Former NSA employee William Binney, a whistleblower who left the agency as technical director of the agency’s world geopolitical and military analysis reporting group in 2001, may have the answer. After nearly 40 years of service, Binney resigned over the government’s use of a monitoring program that he in part says he helped to design.

“After 9/11, all of the wraps came off for NSA and they just decided to — between the White House and NSA and CIA — to eliminate the protections on U.S. citizens and collect domestically,” Binney said in an interview with Democracy Now.

The scope of the surveillance is startling, Binney revealed: “I would suggest that they’ve assembled on the order of 20 trillion transactions about U.S. citizens with other U.S. citizens. The data that’s being assembled is about everybody. And from that data then they can target anyone they want.”

That would include almost all emails and phone conversations, which according to Binney’s and Clemente’s separate allegations, the government captures and stores digitally for potential later use. Simply breathtaking.

Binney even suggested doing so would be relatively easy for the government to pull off: “All they would have to do is put the various devices at various points along the network, at choke points or convergent points where the network converges and they could basically take down and have copies of most everything on the network.”

So much for the Fourth Amendment’s protections against unreasonable searches, to say nothing of the utility of the Internet or telephones being secure ways to communicate.

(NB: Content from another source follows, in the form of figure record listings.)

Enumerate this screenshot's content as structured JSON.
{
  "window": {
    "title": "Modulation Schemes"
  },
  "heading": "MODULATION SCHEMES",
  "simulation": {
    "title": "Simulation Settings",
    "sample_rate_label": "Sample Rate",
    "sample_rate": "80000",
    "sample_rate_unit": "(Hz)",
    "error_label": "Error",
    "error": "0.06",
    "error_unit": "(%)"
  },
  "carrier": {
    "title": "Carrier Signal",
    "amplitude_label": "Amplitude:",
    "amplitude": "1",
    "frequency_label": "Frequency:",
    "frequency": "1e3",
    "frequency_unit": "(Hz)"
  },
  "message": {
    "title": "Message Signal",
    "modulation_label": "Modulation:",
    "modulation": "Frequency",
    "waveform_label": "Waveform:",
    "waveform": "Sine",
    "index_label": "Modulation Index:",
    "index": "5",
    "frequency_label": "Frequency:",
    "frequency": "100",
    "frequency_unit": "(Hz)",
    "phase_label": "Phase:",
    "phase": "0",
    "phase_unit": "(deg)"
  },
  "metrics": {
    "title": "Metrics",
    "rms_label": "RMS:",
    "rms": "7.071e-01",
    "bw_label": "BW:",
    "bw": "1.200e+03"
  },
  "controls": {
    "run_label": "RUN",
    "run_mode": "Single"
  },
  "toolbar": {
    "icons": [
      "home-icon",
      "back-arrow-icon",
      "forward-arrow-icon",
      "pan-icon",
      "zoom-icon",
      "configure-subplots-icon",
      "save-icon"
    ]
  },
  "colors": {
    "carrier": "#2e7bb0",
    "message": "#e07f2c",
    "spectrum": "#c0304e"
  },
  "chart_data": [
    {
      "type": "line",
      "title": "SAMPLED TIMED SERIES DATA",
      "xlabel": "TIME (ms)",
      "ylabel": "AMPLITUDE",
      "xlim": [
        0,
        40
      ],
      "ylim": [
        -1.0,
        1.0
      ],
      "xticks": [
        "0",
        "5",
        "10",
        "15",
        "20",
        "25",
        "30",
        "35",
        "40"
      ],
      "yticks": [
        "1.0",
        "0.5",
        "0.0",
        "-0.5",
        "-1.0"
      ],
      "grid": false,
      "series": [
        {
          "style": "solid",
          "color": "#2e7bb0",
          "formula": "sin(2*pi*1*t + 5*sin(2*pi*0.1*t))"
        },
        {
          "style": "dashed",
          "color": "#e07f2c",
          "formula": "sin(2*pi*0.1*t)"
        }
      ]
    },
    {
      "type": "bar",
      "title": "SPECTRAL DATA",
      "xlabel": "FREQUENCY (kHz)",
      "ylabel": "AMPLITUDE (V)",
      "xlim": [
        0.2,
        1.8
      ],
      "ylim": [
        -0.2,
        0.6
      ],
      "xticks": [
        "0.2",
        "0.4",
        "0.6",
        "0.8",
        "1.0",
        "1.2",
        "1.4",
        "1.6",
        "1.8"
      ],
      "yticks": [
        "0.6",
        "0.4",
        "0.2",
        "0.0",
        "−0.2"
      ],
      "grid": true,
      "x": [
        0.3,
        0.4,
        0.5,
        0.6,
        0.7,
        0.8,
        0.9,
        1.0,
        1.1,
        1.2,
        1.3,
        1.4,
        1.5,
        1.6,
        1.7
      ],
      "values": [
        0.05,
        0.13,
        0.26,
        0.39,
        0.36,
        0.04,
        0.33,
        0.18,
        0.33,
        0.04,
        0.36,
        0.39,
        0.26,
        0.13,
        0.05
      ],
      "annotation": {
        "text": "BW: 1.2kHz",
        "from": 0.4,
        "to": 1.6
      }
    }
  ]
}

If true, these allegations suggest we are upon the de facto realization of the surveillance state.

Even worse, nobody on Capitol Hill seems to care all that much. Instead, Congress continually reauthorizes the Patriot Act, which compels communications and Internet companies to “share” extensive user data on U.S. citizens with the government, including to the NSA.

Congress still funds NSA operations as well, which come September 2013, will include the agency’s new multi-billion dollar Utah Data Center, as reported by Wired.com. The center will include “four 25,000-square-foot halls filled with servers, complete with raised floor space for cables and storage… [and] more than 900,000 square feet for technical support and administration.” There, the agency will be able to collect and store septillions of bytes of data.

Meanwhile, on April 18, the House of Representatives overwhelmingly passed on a bipartisan basis the Cyber Intelligence Sharing and Protection Act (CISPA) that supposedly would streamline the sharing of intelligence on cyber threats from the U.S. national security apparatus to Internet Service Providers and other web companies to protect the nation’s critical digital infrastructure.

But during the debate over CISPA, members of Congress have yet to address Binney’s allegations, now partially confirmed by Clemente, that Internet Service Providers may unknowingly already be “sharing” user data with the government.

For years the Internet has been abuzz about seemingly far-fetched allegations of massive levels of personal intrusion by the federal government. Credence has now been lent to these concerns by multiple former government intelligence officials.

It’s time for Congress to get to the bottom of what’s going on in our intelligence community and whether they are in fact violating the most basic, personal freedoms of U.S. citizens. This issue is too important to be ignored and if true, cannot be allowed to continue behind a veil of secrecy if our Constitution is going to mean anything.

Nathan Mehrens is the President of Americans for Limited Government.